2--Galatasaray 3.maçın yıldızı Ender’i bu kez çok az kullandı. Ancak Arroyo bu maçta aldığı süreyi ve topu iyi kullandı. 1 hafta diyet yapıp Pazar günü çılgın gibi yemek yiyenler misali ilk 3 maç toplamında attığı sayıyı bir maça sığdırdı.

Sinan Güler de 15 sayı, 6 rebound, 4 asist ile sezonun en verimli maçını oynadı.

3--Hakemlerin hal ve tavırları, Recep İvedik’in çamurdan vazo yapma sahnesindeki repliği hatırlattı: hayırlı bir yere varmayacak bunun sonu !

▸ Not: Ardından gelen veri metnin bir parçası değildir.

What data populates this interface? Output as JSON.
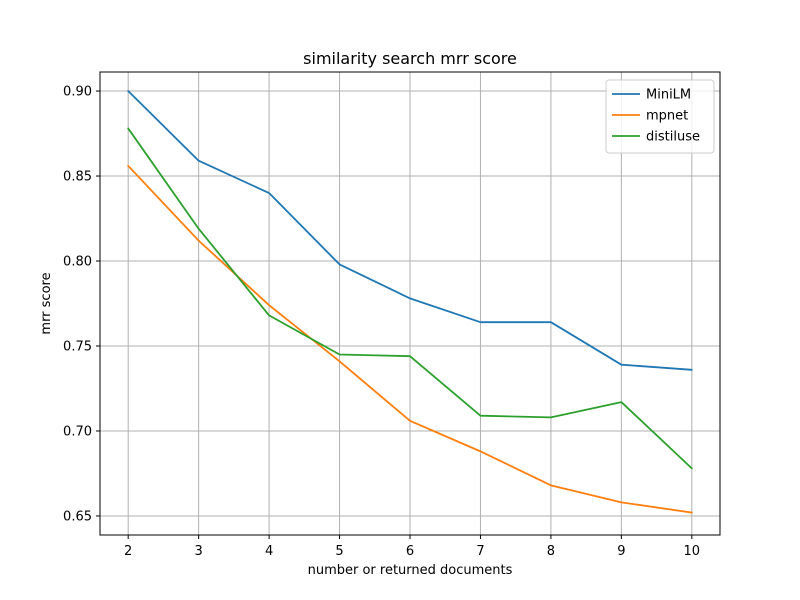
{
  "chart_data": {
    "type": "line",
    "title": "similarity search mrr score",
    "xlabel": "number or returned documents",
    "ylabel": "mrr score",
    "x": [
      2,
      3,
      4,
      5,
      6,
      7,
      8,
      9,
      10
    ],
    "xticks": [
      "2",
      "3",
      "4",
      "5",
      "6",
      "7",
      "8",
      "9",
      "10"
    ],
    "yticks": [
      "0.65",
      "0.70",
      "0.75",
      "0.80",
      "0.85",
      "0.90"
    ],
    "ytick_values": [
      0.65,
      0.7,
      0.75,
      0.8,
      0.85,
      0.9
    ],
    "xlim": [
      1.6,
      10.4
    ],
    "ylim": [
      0.6388,
      0.9112
    ],
    "grid": true,
    "legend_position": "top-right",
    "series": [
      {
        "name": "MiniLM",
        "color": "#1f77b4",
        "values": [
          0.9,
          0.859,
          0.84,
          0.798,
          0.778,
          0.764,
          0.764,
          0.739,
          0.736
        ]
      },
      {
        "name": "mpnet",
        "color": "#ff7f0e",
        "values": [
          0.856,
          0.812,
          0.774,
          0.741,
          0.706,
          0.688,
          0.668,
          0.658,
          0.652
        ]
      },
      {
        "name": "distiluse",
        "color": "#2ca02c",
        "values": [
          0.878,
          0.819,
          0.768,
          0.745,
          0.744,
          0.709,
          0.708,
          0.717,
          0.678
        ]
      }
    ]
  }
}
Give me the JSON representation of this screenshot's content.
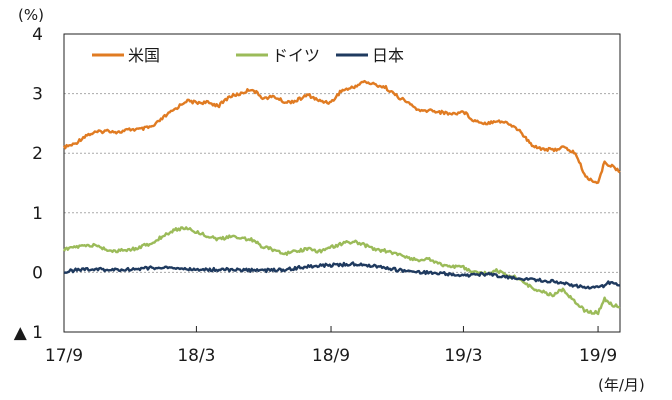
{
  "chart_data": {
    "type": "line",
    "title": "",
    "xlabel": "",
    "ylabel": "",
    "y_unit": "(%)",
    "x_unit": "(年/月)",
    "ylim": [
      -1,
      4
    ],
    "xlim": [
      "2017-09",
      "2019-10"
    ],
    "yticks": [
      {
        "value": 4,
        "label": "4"
      },
      {
        "value": 3,
        "label": "3"
      },
      {
        "value": 2,
        "label": "2"
      },
      {
        "value": 1,
        "label": "1"
      },
      {
        "value": 0,
        "label": "0"
      },
      {
        "value": -1,
        "label": "▲ 1"
      }
    ],
    "xticks": [
      {
        "value": "2017-09",
        "label": "17/9"
      },
      {
        "value": "2018-03",
        "label": "18/3"
      },
      {
        "value": "2018-09",
        "label": "18/9"
      },
      {
        "value": "2019-03",
        "label": "19/3"
      },
      {
        "value": "2019-09",
        "label": "19/9"
      }
    ],
    "grid": "horizontal dotted",
    "legend_position": "top-left",
    "series": [
      {
        "name": "米国",
        "color": "#E07B22",
        "points": [
          [
            "2017-09-01",
            2.1
          ],
          [
            "2017-09-15",
            2.15
          ],
          [
            "2017-10-01",
            2.3
          ],
          [
            "2017-10-15",
            2.35
          ],
          [
            "2017-11-01",
            2.38
          ],
          [
            "2017-11-15",
            2.35
          ],
          [
            "2017-12-01",
            2.4
          ],
          [
            "2017-12-15",
            2.4
          ],
          [
            "2018-01-01",
            2.45
          ],
          [
            "2018-01-15",
            2.6
          ],
          [
            "2018-02-01",
            2.75
          ],
          [
            "2018-02-15",
            2.88
          ],
          [
            "2018-03-01",
            2.85
          ],
          [
            "2018-03-15",
            2.85
          ],
          [
            "2018-04-01",
            2.8
          ],
          [
            "2018-04-15",
            2.95
          ],
          [
            "2018-05-01",
            3.0
          ],
          [
            "2018-05-15",
            3.08
          ],
          [
            "2018-06-01",
            2.92
          ],
          [
            "2018-06-15",
            2.95
          ],
          [
            "2018-07-01",
            2.85
          ],
          [
            "2018-07-15",
            2.88
          ],
          [
            "2018-08-01",
            2.98
          ],
          [
            "2018-08-15",
            2.88
          ],
          [
            "2018-09-01",
            2.85
          ],
          [
            "2018-09-15",
            3.05
          ],
          [
            "2018-10-01",
            3.1
          ],
          [
            "2018-10-15",
            3.2
          ],
          [
            "2018-11-01",
            3.15
          ],
          [
            "2018-11-15",
            3.1
          ],
          [
            "2018-12-01",
            2.95
          ],
          [
            "2018-12-15",
            2.85
          ],
          [
            "2019-01-01",
            2.7
          ],
          [
            "2019-01-15",
            2.72
          ],
          [
            "2019-02-01",
            2.68
          ],
          [
            "2019-02-15",
            2.66
          ],
          [
            "2019-03-01",
            2.7
          ],
          [
            "2019-03-15",
            2.55
          ],
          [
            "2019-04-01",
            2.5
          ],
          [
            "2019-04-15",
            2.55
          ],
          [
            "2019-05-01",
            2.5
          ],
          [
            "2019-05-15",
            2.4
          ],
          [
            "2019-06-01",
            2.15
          ],
          [
            "2019-06-15",
            2.08
          ],
          [
            "2019-07-01",
            2.05
          ],
          [
            "2019-07-15",
            2.1
          ],
          [
            "2019-08-01",
            2.0
          ],
          [
            "2019-08-15",
            1.6
          ],
          [
            "2019-09-01",
            1.5
          ],
          [
            "2019-09-10",
            1.85
          ],
          [
            "2019-09-20",
            1.78
          ],
          [
            "2019-10-01",
            1.68
          ]
        ]
      },
      {
        "name": "ドイツ",
        "color": "#9BBB59",
        "points": [
          [
            "2017-09-01",
            0.38
          ],
          [
            "2017-09-15",
            0.42
          ],
          [
            "2017-10-01",
            0.45
          ],
          [
            "2017-10-15",
            0.45
          ],
          [
            "2017-11-01",
            0.37
          ],
          [
            "2017-11-15",
            0.36
          ],
          [
            "2017-12-01",
            0.38
          ],
          [
            "2017-12-15",
            0.43
          ],
          [
            "2018-01-01",
            0.5
          ],
          [
            "2018-01-15",
            0.62
          ],
          [
            "2018-02-01",
            0.72
          ],
          [
            "2018-02-15",
            0.75
          ],
          [
            "2018-03-01",
            0.68
          ],
          [
            "2018-03-15",
            0.62
          ],
          [
            "2018-04-01",
            0.55
          ],
          [
            "2018-04-15",
            0.6
          ],
          [
            "2018-05-01",
            0.58
          ],
          [
            "2018-05-15",
            0.55
          ],
          [
            "2018-06-01",
            0.42
          ],
          [
            "2018-06-15",
            0.38
          ],
          [
            "2018-07-01",
            0.32
          ],
          [
            "2018-07-15",
            0.35
          ],
          [
            "2018-08-01",
            0.4
          ],
          [
            "2018-08-15",
            0.35
          ],
          [
            "2018-09-01",
            0.42
          ],
          [
            "2018-09-15",
            0.48
          ],
          [
            "2018-10-01",
            0.52
          ],
          [
            "2018-10-15",
            0.47
          ],
          [
            "2018-11-01",
            0.38
          ],
          [
            "2018-11-15",
            0.36
          ],
          [
            "2018-12-01",
            0.3
          ],
          [
            "2018-12-15",
            0.25
          ],
          [
            "2019-01-01",
            0.2
          ],
          [
            "2019-01-15",
            0.22
          ],
          [
            "2019-02-01",
            0.12
          ],
          [
            "2019-02-15",
            0.1
          ],
          [
            "2019-03-01",
            0.08
          ],
          [
            "2019-03-15",
            0.0
          ],
          [
            "2019-04-01",
            -0.02
          ],
          [
            "2019-04-15",
            0.03
          ],
          [
            "2019-05-01",
            -0.05
          ],
          [
            "2019-05-15",
            -0.1
          ],
          [
            "2019-06-01",
            -0.25
          ],
          [
            "2019-06-15",
            -0.32
          ],
          [
            "2019-07-01",
            -0.38
          ],
          [
            "2019-07-15",
            -0.28
          ],
          [
            "2019-08-01",
            -0.5
          ],
          [
            "2019-08-15",
            -0.65
          ],
          [
            "2019-09-01",
            -0.68
          ],
          [
            "2019-09-10",
            -0.45
          ],
          [
            "2019-09-20",
            -0.55
          ],
          [
            "2019-10-01",
            -0.58
          ]
        ]
      },
      {
        "name": "日本",
        "color": "#1F3A5F",
        "points": [
          [
            "2017-09-01",
            0.01
          ],
          [
            "2017-10-01",
            0.06
          ],
          [
            "2017-11-01",
            0.04
          ],
          [
            "2017-12-01",
            0.05
          ],
          [
            "2018-01-01",
            0.08
          ],
          [
            "2018-02-01",
            0.07
          ],
          [
            "2018-03-01",
            0.04
          ],
          [
            "2018-04-01",
            0.05
          ],
          [
            "2018-05-01",
            0.04
          ],
          [
            "2018-06-01",
            0.03
          ],
          [
            "2018-07-01",
            0.05
          ],
          [
            "2018-08-01",
            0.1
          ],
          [
            "2018-09-01",
            0.12
          ],
          [
            "2018-10-01",
            0.14
          ],
          [
            "2018-11-01",
            0.11
          ],
          [
            "2018-12-01",
            0.04
          ],
          [
            "2019-01-01",
            0.0
          ],
          [
            "2019-02-01",
            -0.02
          ],
          [
            "2019-03-01",
            -0.05
          ],
          [
            "2019-04-01",
            -0.03
          ],
          [
            "2019-05-01",
            -0.08
          ],
          [
            "2019-06-01",
            -0.12
          ],
          [
            "2019-07-01",
            -0.15
          ],
          [
            "2019-08-01",
            -0.22
          ],
          [
            "2019-08-20",
            -0.27
          ],
          [
            "2019-09-05",
            -0.25
          ],
          [
            "2019-09-15",
            -0.16
          ],
          [
            "2019-10-01",
            -0.22
          ]
        ]
      }
    ]
  }
}
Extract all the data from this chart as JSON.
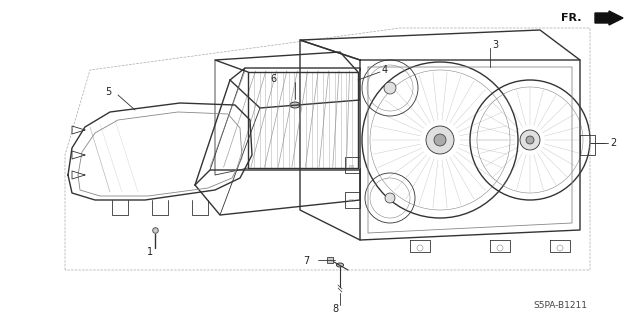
{
  "bg_color": "#ffffff",
  "line_color": "#333333",
  "light_line": "#888888",
  "dashed_line": "#aaaaaa",
  "fig_width": 6.4,
  "fig_height": 3.19,
  "dpi": 100,
  "diagram_code": "S5PA-B1211",
  "fr_label": "FR.",
  "lw_main": 1.0,
  "lw_thin": 0.6,
  "lw_dash": 0.5,
  "font_size": 7.0
}
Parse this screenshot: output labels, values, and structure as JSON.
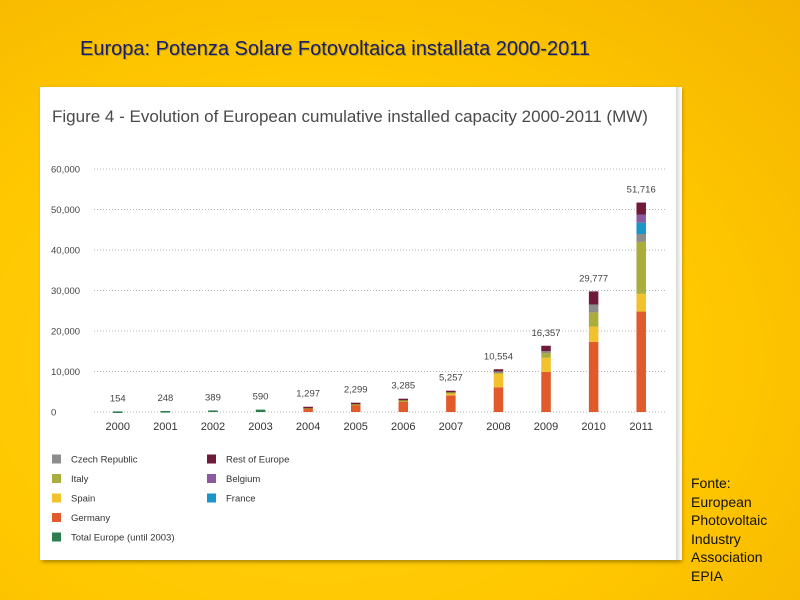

Obradoviç’in atıldığı pozisyon öncesi  Ender’in 2 saniye içinde yaptığı 2 kasti faulü görmemeleri kabul edilebilir bir ‘hata’ değildi. O pozisyonda çıldıran Obradoviç’in tepkisine teknik faul kararıysa doğruydu. Ancak neden ve ne zaman 2 teknik faul oldu , neden hakemler bu kararı anons sonucu gittikleri soyunma odasında verdiler anlamak güç !  

Cenk Akyol’a teknik faul çalınmasından sonra Cenk’in itirazlarını sürdürmesi üzerine hakem Fatih Arslanoğlu’nun bir faul daha almaması için Cenk’i kolundan tutup sahanın diğer köşesine götürmesi basketbol sahalarında ilk kez görülen bir olaydı. Galatasaray kenar yönetimi “bu adamın bizim yerimizde gözü var” diye endişe duymuşsa haklıdır…




PTT  İstanbul içinde bile APS’yi 3-4  günde getiriyor. Şehir içi tebligatlar günler sürüyor, bazen kayboluyor. Bunun bilincinde olan TFF yetkilileri Obradoviç’e , bir sonraki maçta cezalı olduğunu maç biter bitmez elden tebliğ ederek “Geleneksel 1.FIBA sürat ödülüne” de aday oldular.

4--Fenerbahçe ‘de Bo maçın içinde kalmayı başaran yegane oyuncu oldu. Yardımcı roller için bir kaç oyuncu daha ortaya çıksa özellikle beraberliği yakaladıkları 3.periyotta maçı bırakmayabilirlerdi. Kleiza’nın 22 sayısının çoğu atı alanın Üsküdar’a yaklaştığı ve geçtiği dönemlere denk geldi.

Fenerbahçe basketbol yönetimi maçı kaybetme sebebi olarak hakemleri görebilir. Bununla beraber savunma hataları ve bilhassa adam paylaşamama sıkıntısını da görmüşlerse sorun yok…

5-- Turgay Demirel keşke bir milli piyango bileti çekseydi, kalbi temizmiş. Dileği tutacak ve  muhtemelen iş son maça kalacak. Her iki takımda kalan 3 maçtan ikisini kapmaya çalışacak.

Galatasaray kulübü “maç sonunda skorboarda yazılanlara üzüldük, yazan bizim elemanımız değil” demiş. Sorun çözülmüş, bu durumda TBF skorboard görevlisine saha kapatma cezası verecek. Belki adamı bir gece Abdi İpekçi’de kapalı tutacaklar belki de 2000.TL ceza verecekler.

Basketbolu “futbol hoyratlığı” ile yönetenler oldukça, kulüpler veya federasyon bazında herhangi bir yüzleşme ve utanma olmayacak.


6—Gergin gecede Fenerbahçe aleyhine 6 tane teknik faul çalınması yakın tarihin rekorlarından biri oldu. Ancak teknik faul basketbolun fıtratında var, üzülmeye gerek yok.